"Kayaknya aku kena quarter life crisis, tiba-tiba aku pengen punya pacar," ucapku pada Jean lewat telepon.
Kuliahku hari ini baru akan dimulai pukul 11 pagi. Maka, di sinilah aku, terbaring di atas kasurku dengan kedua kaki yang aku angkat dan aku sandarkan pada tembok. Mengganggu ketenangan pagi hari Jeanna dan membombardirnya dengan curhatan ampasku.
Kedua mataku menatap lurus ke arah langit-langit; di pikiranku, terproyeksi wajah Kak Seonghwa yang tersenyum manis ke arahku. Oh, jangan lupakan sapuan manis jari jemarinya di rambut panjangku tadi malam. Rasanya, pipiku memanas jika mengingat momen itu.
"Apa gara-gara ujian blok makin deket, ya," ujarku lagi. "Stres berat, mana dokternya jarang ngajar."
Jeanna terkekeh, "Doctorpreneur kayak Dokter Younghoon tuh susah, jadwal ngajar gak cuma tabrakan sama jadwal praktik, tapi sama jadwal ngartis juga. Mau gimana lagi, yang gak stres di masa-masa kayak gini tuh cuma orang gila."
"Tapi tiba-tiba ngoceh pengen punya pacar juga orang gila," aku balas tertawa. "Semoga Dokter Younghoon ngasih kompensasi berupa nilai A. Hobi banget ninggalin PPT selusin."
"Pokoknya, cari yang kayak Kak Seonghwa," balas Jeanna. "Ngomong-ngomong, Dokter Younghoon masih jomblo nggak, ya?"
"Haha, mau kamu ditinggal-tinggal sama Dokter Younghoon?

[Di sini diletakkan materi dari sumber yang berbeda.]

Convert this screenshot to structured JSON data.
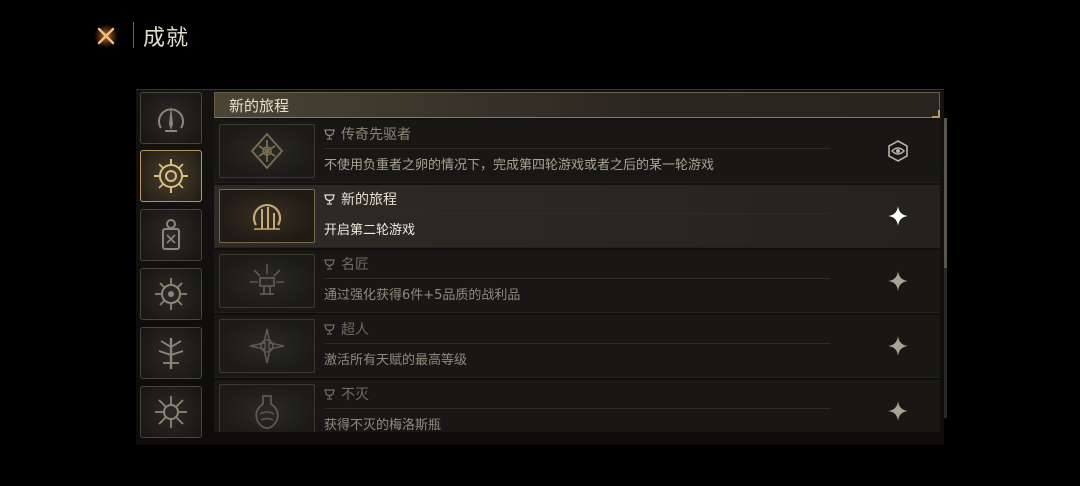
{
  "header": {
    "title": "成就"
  },
  "category": {
    "title": "新的旅程"
  },
  "sidebar": {
    "categories": [
      {
        "icon": "spire-icon"
      },
      {
        "icon": "compass-icon"
      },
      {
        "icon": "lantern-icon"
      },
      {
        "icon": "sun-eye-icon"
      },
      {
        "icon": "tree-icon"
      },
      {
        "icon": "thorn-icon"
      }
    ],
    "active_index": 1
  },
  "achievements": [
    {
      "name": "传奇先驱者",
      "desc": "不使用负重者之卵的情况下，完成第四轮游戏或者之后的某一轮游戏",
      "icon": "rune-emblem-icon",
      "status_icon": "eye-badge-icon",
      "state": "normal"
    },
    {
      "name": "新的旅程",
      "desc": "开启第二轮游戏",
      "icon": "ring-blade-icon",
      "status_icon": "sparkle-icon",
      "state": "active"
    },
    {
      "name": "名匠",
      "desc": "通过强化获得6件+5品质的战利品",
      "icon": "anvil-icon",
      "status_icon": "sparkle-icon",
      "state": "dim"
    },
    {
      "name": "超人",
      "desc": "激活所有天赋的最高等级",
      "icon": "star-sigil-icon",
      "status_icon": "sparkle-icon",
      "state": "dim"
    },
    {
      "name": "不灭",
      "desc": "获得不灭的梅洛斯瓶",
      "icon": "flask-icon",
      "status_icon": "sparkle-icon",
      "state": "dim"
    }
  ],
  "colors": {
    "accent": "#b49a62",
    "background": "#000000",
    "panel": "#181715",
    "text": "#c9c2b2"
  }
}
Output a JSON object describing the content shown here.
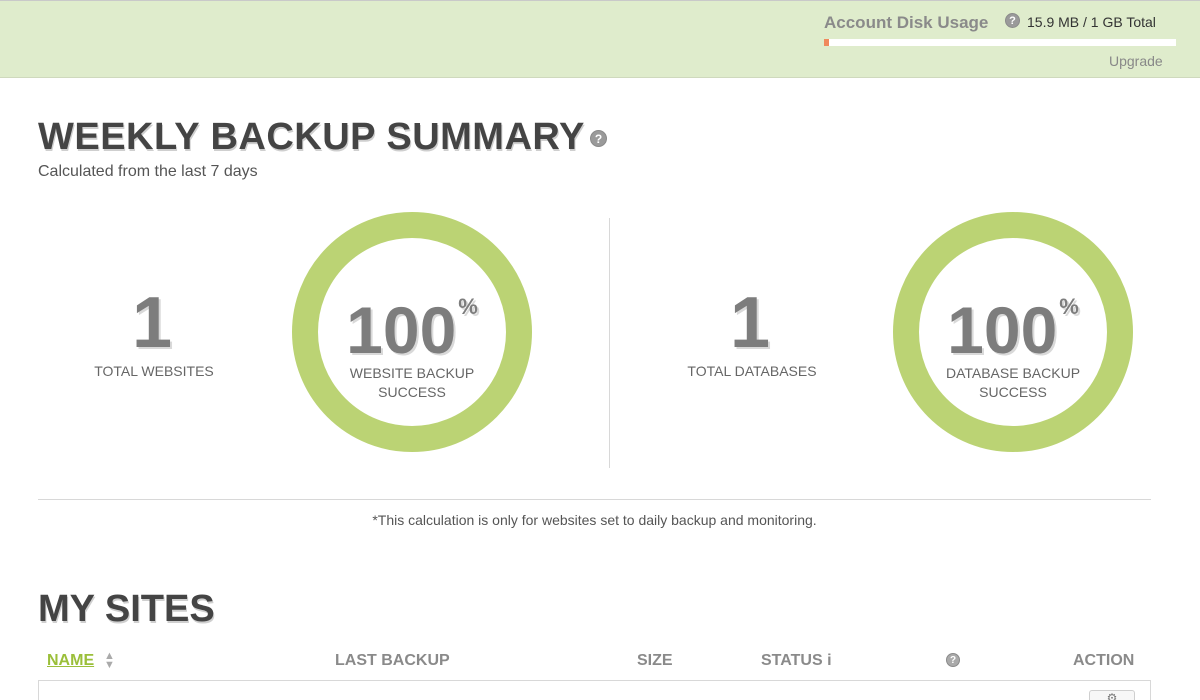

Mahasiswanya aja di-ghosting,"
"Ah, merusak momen halu aja kamu," omel Jeanna. "But on a serious note, karena kamu belom pernah pacaran, kamu harus benchmarking gebetan kamu ke Kak Seonghwa. Kak Seonghwa sets the bar too high as he should. Udah ada contoh green flag di depan mata kamu, jangan sampe dapetnya yang lebih bapuk dari Kak Seonghwa."
Wejangan Jeanna berputar-putar seperti pusaran air di dalam otakku. Ah, Jeanna, asal kamu tahu saja, orang itu memang Kak Seonghwa. Dan, ya, Kak Seonghwa bukan hanya green flag, he's the whole forest. Kau tidak perlu khawatir tentang hal itu.
"Kayaknya susah, sih, nyari yang paket lengkap begitu, kecuali nyarinya di rumah makan padang,"
Suasana tiba-tiba hening. Untuk beberapa saat, aku mengecek layar ponselku. Masih tersambung, kok.
"Rachel ... asli jayus," ujar Jeanna, memecah keheningan.
Tawaku pecah dengan kencang, "Haha, Mau gimana lagi."
"Pokoknya, jatuh cinta itu jangan ditahan. Ungkapkan kalo kamu tertarik—sebenernya pilihan, sih, mau confess atau enggak. Yang penting jangan denial dan jangan nolak perasaan itu, nyiksa diri sendiri itu namanya. Sit back and relax, everybody!"
Ah, sial. Jeanna terdengar begitu bersemangat di ujung sana. Mungkin ia merasa telah menjadi pemberi saran terbaik satu dunia.
Mungkin masalah perasaan ini akan jauh lebih mudah jika bukan Kak Seonghwa orangnya. Mungkin semuanya lebih mudah jika aku bahkan tidak mengenal Kak Seonghwa sebelumnya.
Jadi, semuanya tetap salah Kak Seonghwa. Suruh siapa dia memiliki pahatan wajah yang sempurna? Suruh siapa dia memiliki kepribadian yang membuatnya sangat mudah untuk dicintai?
Namun, kurasa dia bukan tipe orang yang mudah untuk dimiliki. Fisikku pun jauh di bawah apabila dibandingkan potret Kak Yeeun yang luar biasa cantik dan anggun. Sebagai mahasiswi kedokteran, aku juga bukan terbaik di kelas—meskipun aku punya 1001 privilese sebagai "adik" Kak Seonghwa.
Singkatnya, jika benar aku menyukai Kak Seonghwa, I stand no chance untuk memiliki "hubungan romantis" dengan pria itu.
Bah, tubuhku seakan tersengat listrik ketika memikirkan hal tersebut. Sangat menggelikan, memikirkan bahwa aku mungkin menyukai Kak Seonghwa, seperti orang yang tidak tahu diri saja.